I can relate to many parts of this thread. The first thing I think of is expectations. I got my first guitar with the expectation that I would be great at it. Reality set in pretty quick and I was disappointed and discouraged. I have taken breaks from playing guitar but find that I can not live without one (could probably substitute keyboard for guitar or something).
Taking a break is a good thing. Telling yourself 'never' just adds more pressure. Do what you need to do to get through today, and do the same tomorrow.
Now I have the expectation that making music is not easy, but I enjoy how I feel during and afterward. If I'm not having fun, I put my instrument down and walk away, knowing I can come back to it whenever I feel like it. Maybe it's in an hour, maybe a year, it doesn't matter. I enjoy it a lot more now, and actually have improved a ton since I am more relaxed and enjoying myself.
I was going to suggest a stand-alone recorder. In this digital age you need high computing power to keep up with everything. You clearly don't have it with that older computer. That's fine, but you should try to work around it instead of trying to make it work. You should be able to find a used recorder for not too much money. The first thing that came to mind is what people use to record live performances. The concerts I go to allow recording, so I see guys all the time with long range mics and little recorders. But this is just recording, not studio editing. Maybe you need to take a break from trying to edit since that requires computing power and software. You could try a multi-track recorder and re-record tracks or something.
One thing you can do is use libraries for internet access, maybe you can download and print PDFs or sheet music and bring it home. You might find a lot more peace by taking the technology out of your home or life. I know I am happiest when I spend the least amount of time near my computer.

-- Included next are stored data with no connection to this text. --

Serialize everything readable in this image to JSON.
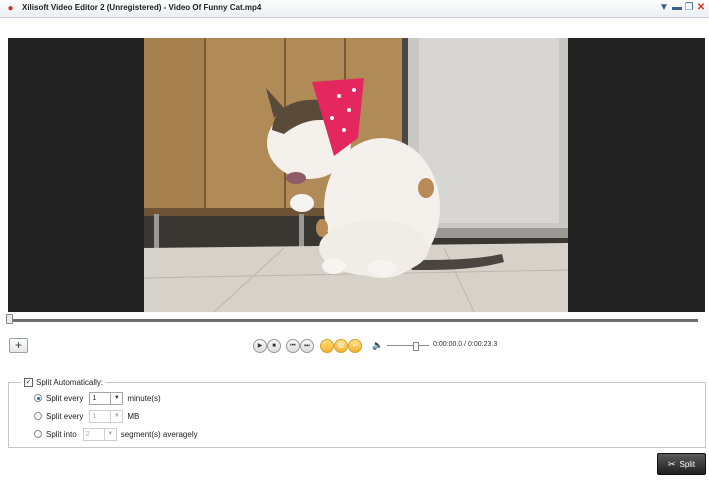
{
  "window": {
    "title": "Xilisoft Video Editor 2 (Unregistered) - Video Of Funny Cat.mp4",
    "app_icon": "●",
    "controls": {
      "menu": "▼",
      "minimize": "▬",
      "restore": "❐",
      "close": "✕"
    }
  },
  "player": {
    "add_label": "+",
    "controls": {
      "play": "▶",
      "stop": "■",
      "prev_frame": "⏮",
      "next_frame": "⏭",
      "split_marker": "⚡",
      "delete": "▥",
      "undo": "↩"
    },
    "volume_icon": "🔈",
    "timecode": "0:00:00.0 / 0:00:23.3",
    "progress_fraction": 0.0,
    "volume_fraction": 0.62
  },
  "split_panel": {
    "auto_label": "Split Automatically:",
    "auto_checked": "✓",
    "options": [
      {
        "label": "Split every",
        "value": "1",
        "unit": "minute(s)",
        "selected": true,
        "enabled": true
      },
      {
        "label": "Split every",
        "value": "1",
        "unit": "MB",
        "selected": false,
        "enabled": false
      },
      {
        "label": "Split into",
        "value": "2",
        "unit": "segment(s) averagely",
        "selected": false,
        "enabled": false
      }
    ],
    "dropdown_arrow": "▼"
  },
  "split_button": {
    "label": "Split",
    "icon": "✂"
  },
  "colors": {
    "stage_bg": "#232323",
    "accent": "#f2b233",
    "title_close": "#e0301e"
  }
}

I have struggled with hobbies and thought about 'quitting' - but the hobbies are mine because they express part of who I am. I can't force my brain to dislike things that I am innately passionate about. Usually when I had these feelings, it was because my expectations were too high, and mostly, it's because I was trying to make things into something they weren't (a $100,000 house will never be the Taj Mahal, a $300 import guitar will never play like a $4000 hand-made hollow body, and a slow old computer will never keep up with modern day software). When I stopped trying to make things into what they weren't, I found a lot more enjoyment in life in general.